Top oder Flop? «Heute grassiert ein wahrer Kult um Bewertungen»

Das Restaurant, das Hotel, das neuste Elektronikprodukt, die Universität, ja sogar der potenzielle Partner – wir bewerten heutzutage alles mit Punkten und Sternchen. Gibt das dem Kunden Macht oder nimmt es ihm seine Freiheit? Ein Gespräch mit dem Soziologen Steffen Mau.

Wir werden heute überall und immer bewertet. Top oder Flop?

Bewertungen sind an sich nichts Schlechtes. Sie helfen uns in einer komplexen Welt, Ordnung und Überblick zu schaffen, weil sie Besser-Schlechter- und Mehr-oder-Weniger-Vergleiche erlauben.

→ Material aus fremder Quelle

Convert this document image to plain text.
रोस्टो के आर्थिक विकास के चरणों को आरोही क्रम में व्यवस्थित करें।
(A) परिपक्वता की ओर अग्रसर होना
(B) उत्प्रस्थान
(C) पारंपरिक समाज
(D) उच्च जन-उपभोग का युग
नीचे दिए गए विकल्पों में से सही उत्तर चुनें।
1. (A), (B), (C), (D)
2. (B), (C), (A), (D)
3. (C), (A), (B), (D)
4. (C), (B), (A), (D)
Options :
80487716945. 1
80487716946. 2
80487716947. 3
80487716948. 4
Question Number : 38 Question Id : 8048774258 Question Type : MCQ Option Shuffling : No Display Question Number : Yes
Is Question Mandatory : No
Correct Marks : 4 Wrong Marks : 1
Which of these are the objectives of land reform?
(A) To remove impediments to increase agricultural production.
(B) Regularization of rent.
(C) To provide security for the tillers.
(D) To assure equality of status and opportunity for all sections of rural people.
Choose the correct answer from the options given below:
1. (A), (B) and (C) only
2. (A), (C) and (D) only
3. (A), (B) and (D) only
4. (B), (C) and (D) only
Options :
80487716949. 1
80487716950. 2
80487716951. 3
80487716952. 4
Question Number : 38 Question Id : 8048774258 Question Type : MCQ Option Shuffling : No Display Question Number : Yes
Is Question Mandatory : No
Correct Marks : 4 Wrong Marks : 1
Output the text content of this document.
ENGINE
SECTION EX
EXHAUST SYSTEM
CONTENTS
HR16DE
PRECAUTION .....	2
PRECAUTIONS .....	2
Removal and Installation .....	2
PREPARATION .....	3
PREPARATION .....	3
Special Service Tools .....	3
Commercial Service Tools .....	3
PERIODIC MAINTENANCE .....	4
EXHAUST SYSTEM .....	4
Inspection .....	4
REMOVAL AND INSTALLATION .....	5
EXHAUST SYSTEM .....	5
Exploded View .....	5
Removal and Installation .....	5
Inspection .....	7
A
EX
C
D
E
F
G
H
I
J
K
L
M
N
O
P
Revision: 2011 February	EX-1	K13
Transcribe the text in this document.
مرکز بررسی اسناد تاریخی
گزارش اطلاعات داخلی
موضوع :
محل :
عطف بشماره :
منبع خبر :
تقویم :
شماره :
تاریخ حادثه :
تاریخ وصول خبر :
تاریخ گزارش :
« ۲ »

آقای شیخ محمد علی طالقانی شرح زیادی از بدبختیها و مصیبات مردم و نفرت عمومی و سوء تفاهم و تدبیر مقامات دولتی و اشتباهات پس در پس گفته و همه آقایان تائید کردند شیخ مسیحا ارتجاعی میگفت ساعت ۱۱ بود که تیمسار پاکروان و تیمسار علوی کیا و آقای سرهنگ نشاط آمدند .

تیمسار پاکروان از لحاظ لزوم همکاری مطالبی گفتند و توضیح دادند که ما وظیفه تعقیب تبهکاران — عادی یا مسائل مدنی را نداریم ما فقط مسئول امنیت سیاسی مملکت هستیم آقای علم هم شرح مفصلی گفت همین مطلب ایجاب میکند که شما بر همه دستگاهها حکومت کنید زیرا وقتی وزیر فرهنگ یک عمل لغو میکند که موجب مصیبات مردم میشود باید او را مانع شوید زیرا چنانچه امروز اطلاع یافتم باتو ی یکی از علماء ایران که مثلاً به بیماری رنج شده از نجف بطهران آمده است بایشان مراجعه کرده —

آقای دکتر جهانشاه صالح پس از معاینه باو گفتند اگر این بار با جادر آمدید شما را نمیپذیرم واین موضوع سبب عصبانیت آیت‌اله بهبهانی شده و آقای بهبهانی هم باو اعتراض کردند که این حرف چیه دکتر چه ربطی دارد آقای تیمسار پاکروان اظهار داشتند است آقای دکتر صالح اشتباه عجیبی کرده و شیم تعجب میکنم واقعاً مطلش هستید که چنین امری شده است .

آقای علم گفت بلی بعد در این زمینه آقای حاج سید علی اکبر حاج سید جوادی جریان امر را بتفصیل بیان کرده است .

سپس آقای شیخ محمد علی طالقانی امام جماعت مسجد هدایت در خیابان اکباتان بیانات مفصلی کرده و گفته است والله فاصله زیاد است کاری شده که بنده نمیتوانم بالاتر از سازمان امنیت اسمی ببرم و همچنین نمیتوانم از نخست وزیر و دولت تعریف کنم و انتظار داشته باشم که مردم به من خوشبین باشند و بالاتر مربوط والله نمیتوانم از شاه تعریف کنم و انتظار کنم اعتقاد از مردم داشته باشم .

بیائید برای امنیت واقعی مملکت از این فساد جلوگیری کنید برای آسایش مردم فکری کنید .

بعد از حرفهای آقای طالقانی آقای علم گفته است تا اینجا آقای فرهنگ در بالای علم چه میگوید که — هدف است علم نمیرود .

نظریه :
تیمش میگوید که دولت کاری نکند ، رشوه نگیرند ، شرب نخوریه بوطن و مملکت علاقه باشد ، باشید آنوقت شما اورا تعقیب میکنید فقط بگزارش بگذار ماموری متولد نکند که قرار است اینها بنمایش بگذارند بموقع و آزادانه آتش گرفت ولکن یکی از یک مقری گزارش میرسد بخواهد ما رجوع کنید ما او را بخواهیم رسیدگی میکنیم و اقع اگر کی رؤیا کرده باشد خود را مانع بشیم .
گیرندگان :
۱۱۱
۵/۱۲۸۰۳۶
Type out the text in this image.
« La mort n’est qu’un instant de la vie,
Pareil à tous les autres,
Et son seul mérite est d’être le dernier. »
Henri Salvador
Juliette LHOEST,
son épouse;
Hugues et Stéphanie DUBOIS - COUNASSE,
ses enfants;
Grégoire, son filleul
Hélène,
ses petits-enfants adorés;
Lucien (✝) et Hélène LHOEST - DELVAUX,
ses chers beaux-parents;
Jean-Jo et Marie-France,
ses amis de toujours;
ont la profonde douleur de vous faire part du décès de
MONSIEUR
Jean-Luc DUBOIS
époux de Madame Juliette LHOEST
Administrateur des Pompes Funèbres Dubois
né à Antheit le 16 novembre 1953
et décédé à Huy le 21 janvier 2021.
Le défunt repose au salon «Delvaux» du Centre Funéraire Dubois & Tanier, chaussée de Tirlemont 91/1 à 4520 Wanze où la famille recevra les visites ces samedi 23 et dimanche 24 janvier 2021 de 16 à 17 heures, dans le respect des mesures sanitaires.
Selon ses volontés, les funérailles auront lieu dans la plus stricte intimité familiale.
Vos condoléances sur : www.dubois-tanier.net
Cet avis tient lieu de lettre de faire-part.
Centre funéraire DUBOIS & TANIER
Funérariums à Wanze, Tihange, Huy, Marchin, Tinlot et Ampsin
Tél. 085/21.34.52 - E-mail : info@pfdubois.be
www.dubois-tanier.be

Heute grassiert aber ein wahrer Kult um solche Bewertungen. Wir wägen Argumente nicht mehr ab, wir tauschen sie nicht mehr aus untereinander. Wir orientieren uns nur noch an den Vorgaben der Bewertungssysteme, nicht mehr daran, was wir selbst für relevant halten.

Die Idee der Bewertungen war ursprünglich ein aufklärerischer Gedanke. Sie sollten Konsumentinnen und Konsumenten helfen, sich unabhängige Informationen zu beschaffen.

Die Massenbewertungen im Internet haben tatsächlich zur Folge, dass sich die Macht verschiebt. Der Kunde gewinnt an Einfluss. Unternehmen, Ärzte oder Lehrer müssen sich nun um gute Bewertungen bemühen.

Die Anzahl manipulierter Bewertungen ist schwer abzuschätzen.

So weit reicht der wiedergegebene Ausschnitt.